Mezzo miliardo di euro per la sicurezza stradale dalle multe nei capoluoghi di regione

In occasione del V° Forum Internazionale delle Polizie Locali organizzato dall'ACI a Riva Del Garda, la Fondazione ACI “Filippo Caracciolo” ha presentato un interessante studio intitolato ‘La qualità della mobilità nei 20 capoluoghi di regione italiane’ nel quale sono stati analizzati diversi parametri relativi a incidenti stradali, mobilità sostenibile, proventi delle sanzioni stradali, servizi di car sharing, polizia locale, parco circolante, trasporto pubblico locale e aree di sosta con relative tariffe.

Tra i vari capoluoghi, in termini di incassi dovuti alle multe per infrazioni al Codice della Strada, Roma si è classificata al primo posto con 270.300.000 € seguita da Milano (130.100.000 €), Napoli (65.600.000 €), Torino (60.900.000 €), Bologna (36.300.000 €) e Genova (33.600.000€), mentre agli ultimi posti troviamo L’Aquila (con 402.000 €) e Potenza (486.000 €).

Esaminando in percentuale la quota dei proventi destinata alla sicurezza stradale, la città più virtuosa è risultata Trieste con il 177% (pari a 8.850.000€) davanti a Roma e Bologna con l’83% (rispettivamente 224.349.000 € e 30.129.000 €) ed a seguire Torino con l’81% (49.329.000 €) e Cagliari con il 78% (4.524.000 €). Ultimo posto per Venezia con il 41% (3.895.000 €) preceduta da Bari, Campobasso, Catanzaro, L’Aquila e Potenza con il 50% (anche se mancano i dati di Ancona, Aosta, Firenze, Perugia e Trento). Complessivamente, si stima che nei 20 capoluoghi di provincia i proventi delle multe siano stati di 673.165.000 €, di cui 474.947.500 € - pari al 70,5% - sono stati poi destinatia progetti relativi alla sicurezza stradale.
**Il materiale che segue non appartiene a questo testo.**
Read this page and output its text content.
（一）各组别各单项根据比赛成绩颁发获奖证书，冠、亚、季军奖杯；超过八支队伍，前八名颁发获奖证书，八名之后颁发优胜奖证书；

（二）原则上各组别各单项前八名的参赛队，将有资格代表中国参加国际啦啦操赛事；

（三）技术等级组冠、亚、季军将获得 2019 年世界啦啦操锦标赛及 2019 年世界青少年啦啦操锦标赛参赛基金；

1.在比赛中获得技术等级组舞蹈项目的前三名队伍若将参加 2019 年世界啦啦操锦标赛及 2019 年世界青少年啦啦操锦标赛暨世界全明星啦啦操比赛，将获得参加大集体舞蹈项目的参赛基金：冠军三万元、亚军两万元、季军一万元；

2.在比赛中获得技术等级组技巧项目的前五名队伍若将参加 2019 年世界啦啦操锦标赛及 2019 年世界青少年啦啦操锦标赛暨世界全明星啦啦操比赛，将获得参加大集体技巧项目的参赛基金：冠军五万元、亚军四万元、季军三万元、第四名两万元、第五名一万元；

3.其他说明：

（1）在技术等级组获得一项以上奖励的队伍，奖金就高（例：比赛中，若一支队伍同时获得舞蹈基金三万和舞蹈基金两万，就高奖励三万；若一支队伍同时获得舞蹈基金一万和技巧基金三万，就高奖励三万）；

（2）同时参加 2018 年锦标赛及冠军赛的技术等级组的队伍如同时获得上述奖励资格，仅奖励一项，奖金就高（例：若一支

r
Facendo un raffronto tra il parco circolante e gli incassi delle sanzioni, lo studio della Fondazione ACI ha calcolato che in media ogni automobilista dei capoluoghi di regione ha speso 83 € in multe: Ancona è la singola città in cui questo valore risulta essere più alto (225,40 €), seguita da Bologna (184,78 €), Milano (181,64 €) e Roma (141,86 €), mentre all'altro capo di tale classifica troviamo L’Aquila (7,57 €), Potenza (10,06 €) e Campobasso (20,20 €), con Firenze e Perugia che non hanno fornito il dato in questione.

“Questi dati ci dimostrano che i soldi per la sicurezza stradale ci sono – ha commentato Angelo Sticchi Damiani, presidente dell’Automobile Club d’Italia – e gli automobilisti pretendono miglioramenti continui delle strade, della segnaletica e delle infrastrutture urbane. La legge prevede che possano essere spesi anche in attività di formazione degli utenti e nel potenziamento delle Polizie Locali per il presidio del territorio. Le multe non sono e non devono mai diventare una risorsa con cui ripianare i bilanci dei Comuni”.

“Le differenze sul territorio della spesa media per multe non dimostrano che gli automobilisti anconetani siano più indisciplinati di quelli aquilani – ha aggiunto il presidente dell’ACI – bensì quanto l’attività delle Polizie Locali segua ancora linee operative troppo disomogenee in Italia, a scapito della sicurezza e dell’equità sociale”.